Le meilleur argument pour le développement du vignoble fut certainement la dégustation du premier vin de la coopérative présenté aux membres ce dimanche 28 avril. Plus de 130 personnes étaient présentes et la surprise fut générale. Assemblage de Souvignier gris et de Johanniter, cette cuvée “Première Vendange” surprend par sa maturité et sa structure. D’une grande fraîcheur, il offre de belles notes fruitées qui évoquent tantôt les fruits jaunes (poire notamment), tantôt le melon, avec une touche briochée en fin de bouche. Après la dégustation, une dizaine de nouveaux coopérateurs ont rejoint l’aventure.

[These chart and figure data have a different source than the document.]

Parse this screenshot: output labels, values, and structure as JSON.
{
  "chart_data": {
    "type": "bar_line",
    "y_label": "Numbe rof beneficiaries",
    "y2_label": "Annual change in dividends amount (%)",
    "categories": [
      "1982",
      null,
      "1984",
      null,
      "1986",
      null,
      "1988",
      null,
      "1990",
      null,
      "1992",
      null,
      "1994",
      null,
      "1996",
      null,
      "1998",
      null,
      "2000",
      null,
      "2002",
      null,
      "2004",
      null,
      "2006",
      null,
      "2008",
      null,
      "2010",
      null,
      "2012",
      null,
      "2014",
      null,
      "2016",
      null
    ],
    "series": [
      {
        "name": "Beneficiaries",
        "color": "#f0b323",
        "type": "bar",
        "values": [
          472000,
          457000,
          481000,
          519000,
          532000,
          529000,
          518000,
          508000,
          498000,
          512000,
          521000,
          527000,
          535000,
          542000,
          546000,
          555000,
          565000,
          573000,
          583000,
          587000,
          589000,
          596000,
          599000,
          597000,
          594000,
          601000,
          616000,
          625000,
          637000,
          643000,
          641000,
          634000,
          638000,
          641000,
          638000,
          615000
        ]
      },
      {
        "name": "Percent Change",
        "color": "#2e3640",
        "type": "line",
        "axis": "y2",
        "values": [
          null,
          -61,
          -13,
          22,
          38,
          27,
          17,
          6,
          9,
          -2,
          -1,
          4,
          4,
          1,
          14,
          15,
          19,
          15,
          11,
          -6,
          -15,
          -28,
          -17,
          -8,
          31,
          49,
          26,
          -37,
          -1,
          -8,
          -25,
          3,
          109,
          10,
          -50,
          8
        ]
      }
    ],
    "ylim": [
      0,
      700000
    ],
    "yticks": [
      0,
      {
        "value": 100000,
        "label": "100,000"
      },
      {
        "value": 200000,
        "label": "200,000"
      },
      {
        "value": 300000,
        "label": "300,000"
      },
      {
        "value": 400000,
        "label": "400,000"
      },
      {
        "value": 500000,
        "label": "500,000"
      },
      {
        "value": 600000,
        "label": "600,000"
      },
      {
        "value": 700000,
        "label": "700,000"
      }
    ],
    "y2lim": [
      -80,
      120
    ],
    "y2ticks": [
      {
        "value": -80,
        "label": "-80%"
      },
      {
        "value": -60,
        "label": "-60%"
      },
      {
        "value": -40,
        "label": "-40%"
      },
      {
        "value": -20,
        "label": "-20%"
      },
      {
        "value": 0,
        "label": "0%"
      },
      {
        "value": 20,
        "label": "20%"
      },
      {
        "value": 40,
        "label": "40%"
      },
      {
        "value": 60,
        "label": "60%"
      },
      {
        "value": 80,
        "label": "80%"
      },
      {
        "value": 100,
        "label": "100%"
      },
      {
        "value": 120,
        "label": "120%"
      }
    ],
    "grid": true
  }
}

Il faut aussi relever, et c’est important, que les apprentis vignerons ont eu l’intelligence de faire appel à un oenologue français, Sébastien Almendros, qui gère le domaine de la Tucayne avec Jean-Claude Delpech, dans le Tarn-et-Garonne et qui fréquente régulièrement le Salon des Vins de Saint-Ghislain à Tertre (en novembre de chaque année).

  • Sébastien Almendros (Dom. de La Tucayne)

Nous lui avons demandé s’il avait été difficile de travailler avec des cépages interspécifiques quasiment inconnus en France : « Ah oui, c’est totalement différent. Le projet m’a doublement séduit, tant du point de vue humain, que du point de vue technique. Réaliser un vin totalement sans intrant est remarquable. Mais je suis à moitié Suisse et donc j’étais déjà sensible à ce type de cépage et de pratiques. Du coup, j’ai essayé de respecter cette philosophie dans la vinification en prolongeant cela à la cave. Pour moi, ce vin a une grande pureté aromatique. J’admire aussi l’esprit du groupe, c’est un vrai projet collectif sans but de rentabilité (même si la coopérative espère bien sûr couvrir ses frais – ndlr) où tout s’est fait par amitié. »

Quelque 2400 bouteilles ont été produites, dont 1000 vendues ce dimanche! 2018 était certainement une excellente année pour démarrer, mais espérons que les conditions climatiques se maintiennent dans les prochaines années, car la coopérative mise sur 22.000 bouteilles d’ici trois ou quatre ans. Prochaine étape: l’inauguration d’un chai à côté de la pharmacie en septembre prochain.